As an American (as 95% of you are, at least according to Google Analytics), the Tokyo Games was the most successful games in my cognizant lifetime. You have to go back to 1984, when the Soviet Bloc boycotted, to find an Olympics where Team USA scored as successful a haul in the sport of wrestling as we did inside Makuhari Messe Hall. 

Here are all the results if you want to remind yourself of how awesome the last week of wrestling was. I don't know where you can find replays of the matches, though. Try YouTube maybe? 

Anyway, I felt the same magical rush of pride as you did watching so many Americans win medals. Afterward, being the nerd that I am, I wanted to quantify those results. Just why did Tokyo feel so much better than the last decade or so of watching Team USA men's freestyle wrestling?

So I went back and added up all the points all the major wrestling countries scored at the last six World Championships and Olympic Games (in Olympic weights only) and compared that to how those countries did at the Tokyo Games.

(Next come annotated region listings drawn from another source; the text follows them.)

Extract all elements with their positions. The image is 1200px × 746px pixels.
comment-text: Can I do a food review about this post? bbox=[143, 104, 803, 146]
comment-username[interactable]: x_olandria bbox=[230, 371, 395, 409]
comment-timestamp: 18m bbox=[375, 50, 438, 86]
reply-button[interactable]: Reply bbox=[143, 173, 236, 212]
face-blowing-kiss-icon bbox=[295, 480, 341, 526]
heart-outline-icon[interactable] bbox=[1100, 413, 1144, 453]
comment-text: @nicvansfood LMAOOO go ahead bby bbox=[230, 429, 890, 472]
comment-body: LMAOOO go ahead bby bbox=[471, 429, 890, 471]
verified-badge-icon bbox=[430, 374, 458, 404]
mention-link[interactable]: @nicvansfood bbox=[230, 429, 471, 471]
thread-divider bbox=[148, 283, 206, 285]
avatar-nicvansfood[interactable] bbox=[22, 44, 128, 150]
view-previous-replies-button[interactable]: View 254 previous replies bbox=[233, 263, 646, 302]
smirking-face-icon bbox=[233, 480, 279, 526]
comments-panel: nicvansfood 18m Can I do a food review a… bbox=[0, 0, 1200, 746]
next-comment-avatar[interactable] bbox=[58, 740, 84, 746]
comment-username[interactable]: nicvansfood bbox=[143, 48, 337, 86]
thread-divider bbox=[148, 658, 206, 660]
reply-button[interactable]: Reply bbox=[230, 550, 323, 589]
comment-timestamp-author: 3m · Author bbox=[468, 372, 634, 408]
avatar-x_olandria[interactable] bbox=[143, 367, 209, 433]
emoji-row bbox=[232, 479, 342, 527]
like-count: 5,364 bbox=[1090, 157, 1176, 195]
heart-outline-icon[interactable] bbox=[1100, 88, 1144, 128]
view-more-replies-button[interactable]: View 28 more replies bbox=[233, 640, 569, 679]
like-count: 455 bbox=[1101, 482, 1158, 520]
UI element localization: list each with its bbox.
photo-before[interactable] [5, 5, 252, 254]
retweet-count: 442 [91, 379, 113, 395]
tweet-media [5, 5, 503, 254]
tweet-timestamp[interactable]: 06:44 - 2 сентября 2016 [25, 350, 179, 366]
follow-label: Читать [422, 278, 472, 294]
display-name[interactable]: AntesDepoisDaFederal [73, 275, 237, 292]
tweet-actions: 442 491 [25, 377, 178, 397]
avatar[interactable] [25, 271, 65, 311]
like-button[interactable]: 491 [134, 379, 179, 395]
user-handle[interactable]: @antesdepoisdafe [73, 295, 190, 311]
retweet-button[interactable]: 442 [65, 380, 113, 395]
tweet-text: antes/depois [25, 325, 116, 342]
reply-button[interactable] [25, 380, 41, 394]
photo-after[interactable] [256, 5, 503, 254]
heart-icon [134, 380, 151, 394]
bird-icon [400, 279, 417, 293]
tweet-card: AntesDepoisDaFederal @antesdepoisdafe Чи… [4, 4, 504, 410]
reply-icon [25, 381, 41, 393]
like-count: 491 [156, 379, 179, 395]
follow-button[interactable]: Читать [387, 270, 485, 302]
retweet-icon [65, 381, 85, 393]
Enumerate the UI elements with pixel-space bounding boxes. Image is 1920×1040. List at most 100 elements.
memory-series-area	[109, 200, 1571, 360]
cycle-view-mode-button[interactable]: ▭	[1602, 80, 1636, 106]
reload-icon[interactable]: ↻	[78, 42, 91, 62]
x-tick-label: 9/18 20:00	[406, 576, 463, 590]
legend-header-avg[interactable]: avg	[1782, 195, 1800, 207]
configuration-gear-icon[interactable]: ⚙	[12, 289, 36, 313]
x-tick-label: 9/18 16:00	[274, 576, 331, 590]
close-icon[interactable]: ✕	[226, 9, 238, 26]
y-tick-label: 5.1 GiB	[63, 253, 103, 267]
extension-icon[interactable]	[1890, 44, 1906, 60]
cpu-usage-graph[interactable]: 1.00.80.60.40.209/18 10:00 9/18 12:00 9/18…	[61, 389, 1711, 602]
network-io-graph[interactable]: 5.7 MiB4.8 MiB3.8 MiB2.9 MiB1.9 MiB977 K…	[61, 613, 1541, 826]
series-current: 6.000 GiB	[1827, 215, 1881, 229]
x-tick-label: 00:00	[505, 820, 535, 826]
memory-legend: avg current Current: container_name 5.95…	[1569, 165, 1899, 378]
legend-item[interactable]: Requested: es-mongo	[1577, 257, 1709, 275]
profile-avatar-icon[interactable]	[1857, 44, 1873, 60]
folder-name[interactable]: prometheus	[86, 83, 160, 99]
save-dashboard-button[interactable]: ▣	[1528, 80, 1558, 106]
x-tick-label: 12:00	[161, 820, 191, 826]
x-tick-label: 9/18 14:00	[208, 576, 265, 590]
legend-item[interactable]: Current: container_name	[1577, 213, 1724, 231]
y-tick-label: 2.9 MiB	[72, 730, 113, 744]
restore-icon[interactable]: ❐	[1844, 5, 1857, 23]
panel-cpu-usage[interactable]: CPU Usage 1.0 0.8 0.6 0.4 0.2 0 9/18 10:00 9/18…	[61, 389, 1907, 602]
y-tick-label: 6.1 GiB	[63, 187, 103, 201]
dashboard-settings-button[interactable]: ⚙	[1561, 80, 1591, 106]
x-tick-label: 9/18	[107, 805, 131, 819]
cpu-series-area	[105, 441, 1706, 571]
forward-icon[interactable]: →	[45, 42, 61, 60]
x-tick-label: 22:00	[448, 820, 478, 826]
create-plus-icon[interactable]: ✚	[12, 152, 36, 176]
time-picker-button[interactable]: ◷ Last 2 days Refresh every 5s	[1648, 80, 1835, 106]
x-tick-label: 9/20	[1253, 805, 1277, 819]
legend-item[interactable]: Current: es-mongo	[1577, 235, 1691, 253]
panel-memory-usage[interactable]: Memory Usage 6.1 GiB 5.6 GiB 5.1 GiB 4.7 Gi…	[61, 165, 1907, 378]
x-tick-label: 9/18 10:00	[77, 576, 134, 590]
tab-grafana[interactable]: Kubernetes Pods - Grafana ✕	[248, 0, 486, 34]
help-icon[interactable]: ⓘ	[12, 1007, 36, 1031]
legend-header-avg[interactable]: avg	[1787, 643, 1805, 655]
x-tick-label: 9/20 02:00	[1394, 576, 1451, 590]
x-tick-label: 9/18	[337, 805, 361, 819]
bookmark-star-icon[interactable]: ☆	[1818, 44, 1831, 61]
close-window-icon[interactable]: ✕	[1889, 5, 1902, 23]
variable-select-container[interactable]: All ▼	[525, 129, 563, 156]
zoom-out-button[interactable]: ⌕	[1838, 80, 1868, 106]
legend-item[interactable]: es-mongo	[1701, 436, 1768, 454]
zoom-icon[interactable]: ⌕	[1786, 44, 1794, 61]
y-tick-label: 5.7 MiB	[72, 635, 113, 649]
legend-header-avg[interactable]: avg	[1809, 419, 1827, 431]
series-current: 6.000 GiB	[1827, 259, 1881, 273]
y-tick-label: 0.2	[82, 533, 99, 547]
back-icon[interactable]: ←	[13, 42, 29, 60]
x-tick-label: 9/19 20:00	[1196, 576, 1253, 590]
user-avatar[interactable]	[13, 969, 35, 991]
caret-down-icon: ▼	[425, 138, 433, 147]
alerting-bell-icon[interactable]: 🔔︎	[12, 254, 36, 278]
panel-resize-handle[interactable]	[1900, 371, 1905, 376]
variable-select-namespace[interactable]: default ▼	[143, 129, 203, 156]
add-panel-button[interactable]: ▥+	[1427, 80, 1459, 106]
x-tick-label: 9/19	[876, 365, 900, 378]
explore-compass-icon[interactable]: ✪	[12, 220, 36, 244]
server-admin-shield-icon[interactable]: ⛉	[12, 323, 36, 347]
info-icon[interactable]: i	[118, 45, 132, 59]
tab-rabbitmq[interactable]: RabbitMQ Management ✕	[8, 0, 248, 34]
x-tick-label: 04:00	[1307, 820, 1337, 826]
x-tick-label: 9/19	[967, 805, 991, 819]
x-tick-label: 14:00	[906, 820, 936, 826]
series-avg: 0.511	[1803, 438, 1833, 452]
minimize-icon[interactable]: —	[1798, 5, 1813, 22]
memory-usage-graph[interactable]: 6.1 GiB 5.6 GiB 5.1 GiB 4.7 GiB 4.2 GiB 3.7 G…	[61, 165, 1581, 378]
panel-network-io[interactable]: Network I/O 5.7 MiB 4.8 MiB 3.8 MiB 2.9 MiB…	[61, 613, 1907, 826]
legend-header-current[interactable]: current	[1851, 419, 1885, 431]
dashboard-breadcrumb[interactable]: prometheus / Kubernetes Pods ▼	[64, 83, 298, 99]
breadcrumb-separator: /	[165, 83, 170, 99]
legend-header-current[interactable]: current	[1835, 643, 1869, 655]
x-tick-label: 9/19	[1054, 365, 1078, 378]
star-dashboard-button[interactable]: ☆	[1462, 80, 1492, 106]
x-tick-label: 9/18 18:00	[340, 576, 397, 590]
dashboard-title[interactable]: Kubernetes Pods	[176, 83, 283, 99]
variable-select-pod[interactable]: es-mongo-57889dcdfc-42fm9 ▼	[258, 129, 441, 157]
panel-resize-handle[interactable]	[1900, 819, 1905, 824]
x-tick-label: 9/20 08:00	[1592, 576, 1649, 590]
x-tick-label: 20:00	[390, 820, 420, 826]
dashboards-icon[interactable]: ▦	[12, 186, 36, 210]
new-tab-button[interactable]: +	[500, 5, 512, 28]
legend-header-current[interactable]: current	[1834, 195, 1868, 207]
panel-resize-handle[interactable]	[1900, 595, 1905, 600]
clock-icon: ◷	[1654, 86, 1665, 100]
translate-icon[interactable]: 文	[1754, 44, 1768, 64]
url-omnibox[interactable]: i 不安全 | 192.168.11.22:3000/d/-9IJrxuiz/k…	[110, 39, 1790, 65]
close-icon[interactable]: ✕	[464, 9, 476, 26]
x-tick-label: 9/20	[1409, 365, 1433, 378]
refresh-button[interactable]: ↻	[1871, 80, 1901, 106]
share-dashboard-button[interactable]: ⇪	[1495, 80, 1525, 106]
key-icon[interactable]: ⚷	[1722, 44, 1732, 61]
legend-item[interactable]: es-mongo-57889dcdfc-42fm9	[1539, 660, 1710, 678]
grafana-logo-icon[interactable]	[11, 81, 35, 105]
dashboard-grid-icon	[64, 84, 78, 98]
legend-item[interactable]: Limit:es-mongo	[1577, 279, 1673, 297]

The fruits of those labors can be found directly below.


It should also be noted that I only factored in points from wrestlers that finished in the top 5. That's all the data I had available, and it gets us what we need to know. Apologies to the wrestlers that finished 6th through 10th.

Anyhow, the Russians won, again. Or, excuse me, the athletes from the Russian Olympic Committee won. But they barely eked out a victory over the USA, which outperformed their historical average by more than any other federation of note. 

India was also a big overperformer, thanks to medals from Bajrang Punia and Ravi Kumar plus a fifth-place finish from Deepak Punia

Georgia and Turkey had disappointing results. The only medals for either country came at heavyweight. Taha Akgul scored a bronze for Tukey and Geno Petriashvili took a silver for Georgia. 

Iran also had a rough go, although they did secure two medals, with a silver from Hassan Yazdani and a bronze from the young Amir Zare

But what stands out most is the Americans. Thomas Gilman with a bronze; Kyle Dake with one as well. Kyle Snyder fell just short of a second legendary team title securing win, and then, of course, our cardiac kids, David Taylor and Gable Steveson with golds. 

Truly, an Olympic Games to remember. And just three short years until Paris!